Running the Application

Add your OpenAI API key to application.properties:

openai.api.key=your-api-key-here

Run the Spring Boot application.
Load documents into the vector store:


Invoke-WebRequest -Uri "http://localhost:8080/load-documents" -Method POST -Headers @{"Content-Type"="text/plain"} -Body "C:\path\to\your\documents"

Ask questions:


Invoke-WebRequest -Uri "http://localhost:8080/ask" -Method POST -Headers @{"Content-Type"="text/plain"} -Body "What are Key Features of IT Ireland?"

Successfully retrieved information from provided documents.

Conclusion

We have successfully developed a RAG application using Spring Boot and LangChain4j.

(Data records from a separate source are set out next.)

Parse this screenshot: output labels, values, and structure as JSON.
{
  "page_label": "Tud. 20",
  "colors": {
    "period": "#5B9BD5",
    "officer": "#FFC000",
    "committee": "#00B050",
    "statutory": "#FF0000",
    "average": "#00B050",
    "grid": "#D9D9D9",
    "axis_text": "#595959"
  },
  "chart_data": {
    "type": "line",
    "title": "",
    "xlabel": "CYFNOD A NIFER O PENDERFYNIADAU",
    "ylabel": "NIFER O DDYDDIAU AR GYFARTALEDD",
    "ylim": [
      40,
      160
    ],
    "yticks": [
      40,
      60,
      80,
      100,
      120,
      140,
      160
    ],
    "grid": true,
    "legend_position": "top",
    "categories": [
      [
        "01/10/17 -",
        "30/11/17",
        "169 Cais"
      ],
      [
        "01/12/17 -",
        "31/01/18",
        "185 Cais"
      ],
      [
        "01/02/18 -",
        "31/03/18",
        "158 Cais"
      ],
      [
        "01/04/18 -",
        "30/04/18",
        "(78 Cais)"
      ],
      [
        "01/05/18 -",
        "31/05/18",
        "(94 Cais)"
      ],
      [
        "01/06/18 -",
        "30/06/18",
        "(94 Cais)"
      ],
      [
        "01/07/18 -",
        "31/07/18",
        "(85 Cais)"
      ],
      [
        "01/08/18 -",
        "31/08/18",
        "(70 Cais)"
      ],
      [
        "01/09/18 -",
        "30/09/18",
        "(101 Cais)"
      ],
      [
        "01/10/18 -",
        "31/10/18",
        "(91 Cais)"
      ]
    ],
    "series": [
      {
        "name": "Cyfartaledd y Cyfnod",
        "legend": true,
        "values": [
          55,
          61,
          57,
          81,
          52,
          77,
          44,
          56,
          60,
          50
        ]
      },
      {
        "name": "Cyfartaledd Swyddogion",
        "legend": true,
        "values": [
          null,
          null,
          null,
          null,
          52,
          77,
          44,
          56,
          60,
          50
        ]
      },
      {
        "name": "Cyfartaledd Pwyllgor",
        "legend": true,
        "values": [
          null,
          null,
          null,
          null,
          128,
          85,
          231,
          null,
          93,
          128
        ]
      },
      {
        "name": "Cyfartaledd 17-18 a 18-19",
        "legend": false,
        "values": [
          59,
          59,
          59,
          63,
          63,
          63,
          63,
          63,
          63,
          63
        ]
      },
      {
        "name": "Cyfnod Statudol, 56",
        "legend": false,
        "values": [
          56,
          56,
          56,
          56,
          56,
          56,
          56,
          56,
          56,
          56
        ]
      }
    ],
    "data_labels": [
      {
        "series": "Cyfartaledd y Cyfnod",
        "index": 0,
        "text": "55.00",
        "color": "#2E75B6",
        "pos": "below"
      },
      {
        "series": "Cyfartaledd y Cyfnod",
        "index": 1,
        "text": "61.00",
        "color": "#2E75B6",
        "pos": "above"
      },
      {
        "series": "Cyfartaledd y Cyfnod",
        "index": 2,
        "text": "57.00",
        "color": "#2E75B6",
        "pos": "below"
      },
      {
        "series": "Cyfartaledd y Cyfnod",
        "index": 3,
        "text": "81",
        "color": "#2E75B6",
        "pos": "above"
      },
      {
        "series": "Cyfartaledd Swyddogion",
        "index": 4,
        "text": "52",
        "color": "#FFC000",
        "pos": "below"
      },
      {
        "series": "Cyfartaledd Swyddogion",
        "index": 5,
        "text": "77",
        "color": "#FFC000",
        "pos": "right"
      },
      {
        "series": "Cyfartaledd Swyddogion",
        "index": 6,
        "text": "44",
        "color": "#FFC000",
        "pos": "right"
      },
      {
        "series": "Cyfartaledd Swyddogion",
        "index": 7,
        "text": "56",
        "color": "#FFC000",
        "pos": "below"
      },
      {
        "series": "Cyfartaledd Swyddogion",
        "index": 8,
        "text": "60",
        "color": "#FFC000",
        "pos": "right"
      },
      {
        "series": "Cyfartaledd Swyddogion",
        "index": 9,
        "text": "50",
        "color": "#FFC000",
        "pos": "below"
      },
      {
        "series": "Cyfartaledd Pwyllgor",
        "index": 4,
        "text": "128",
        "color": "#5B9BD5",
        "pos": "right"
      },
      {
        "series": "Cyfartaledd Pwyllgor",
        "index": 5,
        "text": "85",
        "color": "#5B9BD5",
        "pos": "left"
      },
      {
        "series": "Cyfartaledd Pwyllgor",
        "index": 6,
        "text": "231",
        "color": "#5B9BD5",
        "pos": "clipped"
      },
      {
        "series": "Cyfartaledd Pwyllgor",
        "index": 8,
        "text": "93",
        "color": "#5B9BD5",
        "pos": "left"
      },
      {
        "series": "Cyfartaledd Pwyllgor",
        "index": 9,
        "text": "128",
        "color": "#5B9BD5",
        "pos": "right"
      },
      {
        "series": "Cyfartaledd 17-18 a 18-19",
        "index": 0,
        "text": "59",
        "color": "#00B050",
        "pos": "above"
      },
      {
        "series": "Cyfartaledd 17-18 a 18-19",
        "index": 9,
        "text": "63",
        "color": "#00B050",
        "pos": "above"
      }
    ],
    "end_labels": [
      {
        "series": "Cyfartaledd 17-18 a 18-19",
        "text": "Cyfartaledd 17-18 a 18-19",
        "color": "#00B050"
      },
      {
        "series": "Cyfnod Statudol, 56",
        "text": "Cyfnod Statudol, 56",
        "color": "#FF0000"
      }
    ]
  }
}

The application ingests the documents, generates embeddings, stores them in a vector database, and finally uses these stored embeddings to augment an LLM's responses.

Improvements and possible extensions one might consider:

A far more sophisticated document loader that loads many types of documents.
A persistent vector store such as Pinecone or Weaviate for scaling.
Add conversation history to enable context awareness across interactions.
Implement error handling and input validation. Add authentication and rate limiting to protect your API.

The RAG is an extremely useful technique that empowers LLMs to perform exceptionally well in such real-world applications. You can combine the strengths of Spring Boot and LangChain4j to build robust, scalable, and intelligent applications that have the power of AI, while keeping the flexibility and reliability of the Spring ecosystem.
Keep in mind that API keys should be kept secret and that there will be usage limits and guidelines for services from third-party AI vendors. Happy coding!